Al-Moumin says Iraq also does not have laws to ensure that civil servants properly implement reconstruction projects, a situation that encourages corruption.

The plunge in oil prices also is making it harder for Iraq to pay for building up its military - another factor that may complicate a U.S. troop withdrawal.

Iraq wants to buy $3.8 billion worth of U.S. military equipment. Iraq-based U.S. Air Force Colonel Lawrence Avery says Iraqi authorities may have to delay some orders and buy less equipment - a move that would impact Iraq's military development. "It would certainly slow it down - they will not be able to modernize as fast as they want to, unless they are able to secure additional funds," he said.

It usually takes one or two years for the U.S. military to deliver equipment to another country after a payment is made.

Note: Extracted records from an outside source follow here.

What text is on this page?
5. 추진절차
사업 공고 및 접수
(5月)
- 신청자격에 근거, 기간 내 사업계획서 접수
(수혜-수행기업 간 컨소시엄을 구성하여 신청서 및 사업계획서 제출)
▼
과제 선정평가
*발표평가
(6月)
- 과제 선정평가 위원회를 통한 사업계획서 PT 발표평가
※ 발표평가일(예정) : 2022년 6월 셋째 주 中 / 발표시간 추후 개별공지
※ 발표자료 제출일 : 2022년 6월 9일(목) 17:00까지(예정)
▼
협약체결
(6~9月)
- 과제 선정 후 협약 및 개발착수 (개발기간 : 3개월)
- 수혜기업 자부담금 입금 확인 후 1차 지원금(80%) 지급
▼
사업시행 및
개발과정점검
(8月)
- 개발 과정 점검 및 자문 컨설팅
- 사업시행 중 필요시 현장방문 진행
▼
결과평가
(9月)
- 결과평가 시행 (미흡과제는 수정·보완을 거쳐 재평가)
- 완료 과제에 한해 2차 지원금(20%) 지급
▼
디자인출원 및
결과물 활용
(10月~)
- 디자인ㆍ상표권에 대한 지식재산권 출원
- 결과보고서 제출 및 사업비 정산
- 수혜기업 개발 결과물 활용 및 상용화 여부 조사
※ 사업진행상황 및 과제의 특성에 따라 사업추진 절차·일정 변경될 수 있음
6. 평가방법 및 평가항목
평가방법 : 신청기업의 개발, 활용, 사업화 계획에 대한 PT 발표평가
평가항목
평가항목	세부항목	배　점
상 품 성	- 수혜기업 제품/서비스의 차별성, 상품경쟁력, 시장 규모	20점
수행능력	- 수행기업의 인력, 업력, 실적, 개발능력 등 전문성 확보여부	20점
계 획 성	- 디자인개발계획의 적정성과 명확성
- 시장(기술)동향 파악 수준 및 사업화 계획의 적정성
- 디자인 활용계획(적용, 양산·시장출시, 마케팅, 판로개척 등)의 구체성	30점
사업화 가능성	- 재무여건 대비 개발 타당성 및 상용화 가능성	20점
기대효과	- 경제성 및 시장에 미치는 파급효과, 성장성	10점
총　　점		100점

Some experts say Iraq's loss of oil revenue may benefit the country in the long term, by pushing it to reduce dependence on oil and diversify into agriculture and other sectors.

Iraqi Prime Minister Nouri al-Maliki said last month he wants to pay for that diversification by boosting Iraqi oil production with the help of foreign oil companies.

Charles Ries, a senior fellow at the RAND Corporation in Arlington, Virginia, says Iraq has the potential to become a net exporter of food by developing fertile agricultural lands between its two great rivers. "In order to improve irrigation canals you need billions of dollars, and what they have is unexplored oil fields with a very high potential of production, and they need to bring those into production to get more current income in order to invest. That is a very sensible strategy," he said.

Ries, a former diplomat at the U.S. embassy in Baghdad, says Iraq also has other natural resources such as hard rock minerals that could support manufacturing industries.